The answer: Take thousands of still photographs of the late artist’s friends, colleagues, fans, and random strangers in assorted poses throughout New York City and piece them together to create a stop-motion tribute film in the spirit of the artist and the song.
"We had to do something without the artist’s involvement, but that would pay homage to the artist," said Jardin, who first gained acclaim for his stop-motion music video for Kina Grannis’ "In Your Arms."
Though Ramone died in 2001, his posthumous album, "…ya know?" was released last spring.
What better way to pay homage to the legendary Ramones frontman than to showcase the city he called home? "The song was a love letter to New York," said Jardin, who shot the video throughout New York City, including Times Square, Joey Ramone Place in the East Village, and Forest Hills, Queens, where Joey Ramone and his bandmates grew up.
About half of the 115 people who appear in the video were " yanked off the street," said Jardin. "We set up on the sidewalk and looked for interesting-looking people."
Rounding out the "cast" were friends of Jardin’s, friends of Ramone’s, and an eclectic array of celebrities and luminaries, including longtime Ramones producer Ed Stasium, Ramones drummer Tommy Ramone, superstar chef Anthony Bourdain, 30 Rock stars Kristen Schaal and Scott Adsit, comedian/musician Reggie Watts, musician Andrew WK, as well as members of the '70s punk band, The Dictators, and the Gotham Girls Roller Derby.
At one point, Joey Ramone himself appears in the video—in the form of never-before-seen archival footage shot by Joey’s friend, the director George Seminara.

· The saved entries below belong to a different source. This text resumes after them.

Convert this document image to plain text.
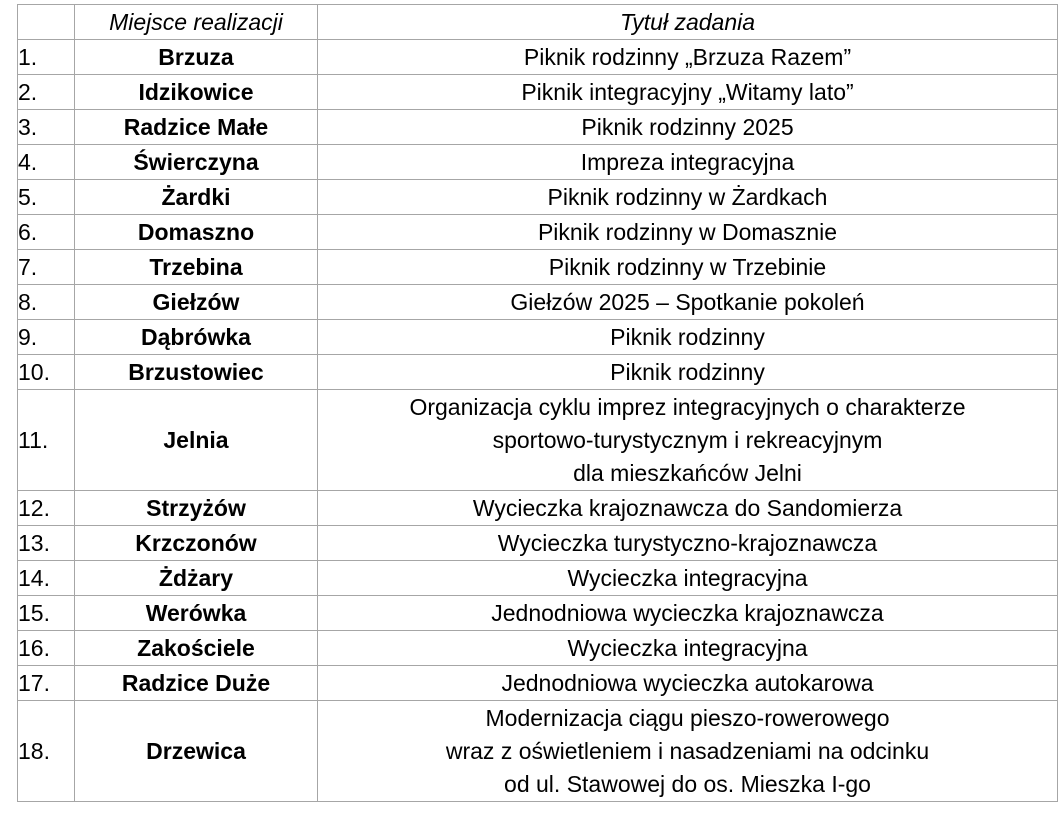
	Miejsce realizacji	Tytuł zadania
1.	Brzuza	Piknik rodzinny „Brzuza Razem”

2.	Idzikowice	Piknik integracyjny „Witamy lato”

3.	Radzice Małe	Piknik rodzinny 2025

4.	Świerczyna	Impreza integracyjna

5.	Żardki	Piknik rodzinny w Żardkach

6.	Domaszno	Piknik rodzinny w Domasznie

7.	Trzebina	Piknik rodzinny w Trzebinie

8.	Giełzów	Giełzów 2025 – Spotkanie pokoleń

9.	Dąbrówka	Piknik rodzinny

10.	Brzustowiec	Piknik rodzinny

11.	Jelnia	Organizacja cyklu imprez integracyjnych o charakterze
sportowo-turystycznym i rekreacyjnym
dla mieszkańców Jelni

12.	Strzyżów	Wycieczka krajoznawcza do Sandomierza

13.	Krzczonów	Wycieczka turystyczno-krajoznawcza

14.	Żdżary	Wycieczka integracyjna

15.	Werówka	Jednodniowa wycieczka krajoznawcza

16.	Zakościele	Wycieczka integracyjna

17.	Radzice Duże	Jednodniowa wycieczka autokarowa

18.	Drzewica	Modernizacja ciągu pieszo-rowerowego
wraz z oświetleniem i nasadzeniami na odcinku
od ul. Stawowej do os. Mieszka I-go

The idea was to "showcase not only of the city itself, but of the diversity in the city’s population," said Jardin, who said that, for the most part, people they approached on the street were receptive to participating.

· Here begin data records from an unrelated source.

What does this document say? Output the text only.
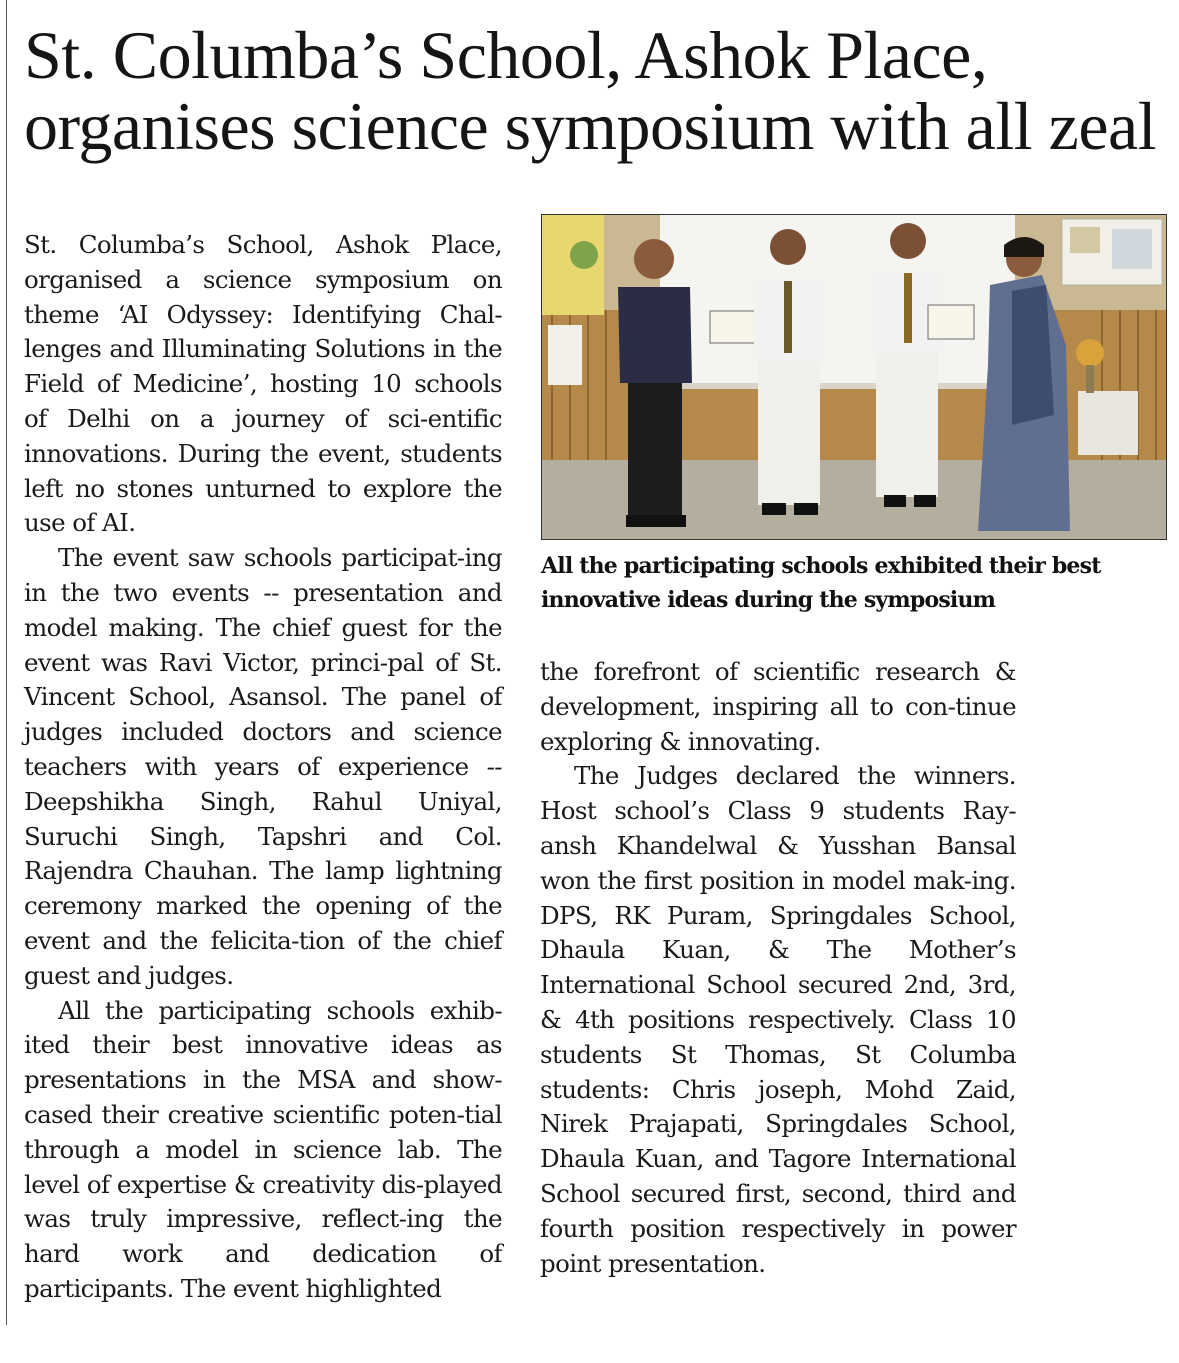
St. Columba’s School, Ashok Place, organises science symposium with all zeal

St. Columba’s School, Ashok Place, organised a science symposium on theme ‘AI Odyssey: Identifying Chal-lenges and Illuminating Solutions in the Field of Medicine’, hosting 10 schools of Delhi on a journey of sci-entific innovations. During the event, students left no stones unturned to explore the use of AI.

The event saw schools participat-ing in the two events -- presentation and model making. The chief guest for the event was Ravi Victor, princi-pal of St. Vincent School, Asansol. The panel of judges included doctors and science teachers with years of experience -- Deepshikha Singh, Rahul Uniyal, Suruchi Singh, Tapshri and Col. Rajendra Chauhan. The lamp lightning ceremony marked the opening of the event and the felicita-tion of the chief guest and judges.

All the participating schools exhib-ited their best innovative ideas as presentations in the MSA and show-cased their creative scientific poten-tial through a model in science lab. The level of expertise & creativity dis-played was truly impressive, reflect-ing the hard work and dedication of participants. The event highlighted

All the participating schools exhibited their best innovative ideas during the symposium

the forefront of scientific research & development, inspiring all to con-tinue exploring & innovating.

The Judges declared the winners. Host school’s Class 9 students Ray-ansh Khandelwal & Yusshan Bansal won the first position in model mak-ing. DPS, RK Puram, Springdales School, Dhaula Kuan, & The Mother’s International School secured 2nd, 3rd, & 4th positions respectively. Class 10 students St Thomas, St Columba students: Chris joseph, Mohd Zaid, Nirek Prajapati, Springdales School, Dhaula Kuan, and Tagore International School secured first, second, third and fourth position respectively in power point presentation.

"The people who did it were all into it," he said. "They were excited to do it, but I’m not sure if anyone fully understood what the end result would look like when they were doing it. I was essentially just having them strike a pose and have them hold a position."
Shooting during 100-degree mid-summer New York City temperatures wasn’t easy—especially for the people being photographed in Joey Ramone-style leather jackets. There were seven jackets total to accommodate various body types.
Jardin paid attention to some details that only hardcore Ramones fans will catch. For instance, one shot is at the intersection of 53rd and 3rd in Manhattan, which was the title of The Ramones second single about bassist Dee Dee Ramone’s experiences hustling on that corner. "Of course, the spot has cleaned up a lot since then," said Jardin.